Ultimo aggiornamento 22/12/2025

Questa pagina fornisce informazioni generali e di riferimento tratte da fonti mediche ufficiali. Non sostituisce il parere medico professionale, la diagnosi o il trattamento. Per decisioni riguardanti la vostra salute, consultate un operatore sanitario qualificato.

Panoramica su Quitazine

Dati Essenziali

Proprietà Descrizione
Principio attivo Prometazina cloridrato
Formulazione Compressa, Sciroppo, Supposta, Soluzione iniettabile
Classe farmacologica Antistaminico di prima generazione, Antiemetico
Obiettivo generale Sollievo dai sintomi allergici, controllo della nausea e sedazione
Origine Sintetico, Derivato fenotiazinico

Che Tipo di Farmaco è Quitazine e Qual è il Suo Principio Attivo?
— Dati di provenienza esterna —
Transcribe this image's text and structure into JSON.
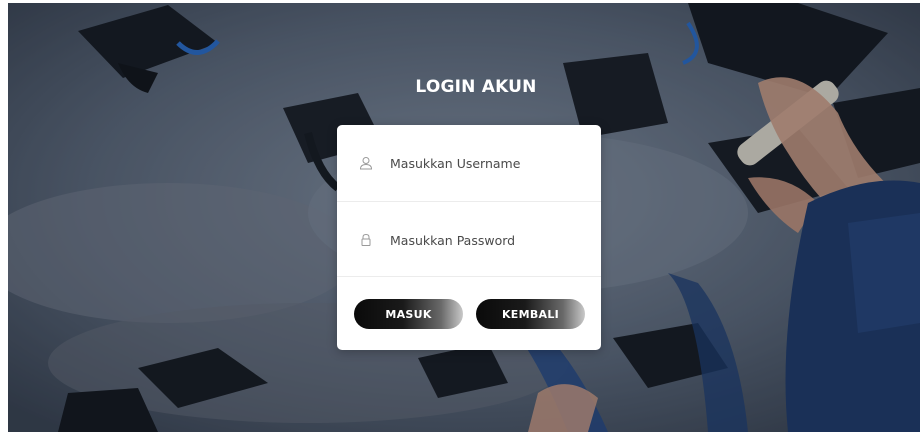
{
  "login": {
    "title": "LOGIN AKUN",
    "username_placeholder": "Masukkan Username",
    "password_placeholder": "Masukkan Password",
    "submit_label": "MASUK",
    "back_label": "KEMBALI"
  },
  "icons": {
    "username": "user-icon",
    "password": "lock-icon"
  },
  "background": {
    "image": "graduation-caps-thrown-in-sky"
  }
}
Quitazine è una preparazione farmaceutica sintetica, a ingrediente singolo, il cui unico componente attivo è la Prometazina, formulata tipicamente come sale cloridrato. Strutturalmente, la Prometazina è identificata come un derivato della fenotiazina, il che colloca Quitazine all'interno della più ampia famiglia dei composti fenotiazinici. A livello farmacologico, è classificato come un antistaminico di prima generazione e come un potente antiemetico (farmaco contro il vomito). La classificazione come antistaminico di prima generazione è significativa perché indica che il farmaco agisce prontamente sul sistema nervoso centrale, causando il suo caratteristico e pronunciato effetto sedativo.


Forme e Composizione: Come Viene Fornito Quitazine?

Quitazine è fornito in diverse e distinte forme farmaceutiche per adattarsi alle varie esigenze del paziente e alle diverse vie di somministrazione. Queste preparazioni includono le compresse rivestite e lo sciroppo/soluzione orale per l'assunzione per bocca, oltre alle supposte rettali e a una specifica soluzione iniettabile parenterale. La composizione è data dall'ingrediente attivo Prometazina combinato con i necessari eccipienti farmaceutici. L'ampia varietà di forme, in particolare la soluzione iniettabile, ne evidenzia il ruolo consolidato in contesti dove è richiesto un controllo rapido e affidabile dei sintomi, come la gestione della nausea grave post-operatoria.


Qual è l'Obiettivo Generale dell'Assunzione di Quitazine?

Lo scopo generale dell'assunzione di Quitazine è gestire i sintomi associati in senso lato alle condizioni allergiche, controllare la nausea e il vomito e indurre la sedazione. La sua struttura chimica le consente di bloccare potentemente l'istamina, contribuendo ad alleviare sintomi come il prurito e il gonfiore, mentre la sua influenza sui centri cerebrali aiuta a calmare i segnali legati al movimento e allo stimolo del vomito. Questo profilo d'azione combinato implica che il medicinale viene utilizzato per la sua capacità di affrontare i sintomi derivanti da risposte corporee iperattive e per fornire un sollievo sintomatico generale, in particolare quando una spiccata sonnolenza è desiderata o terapeuticamente accettabile.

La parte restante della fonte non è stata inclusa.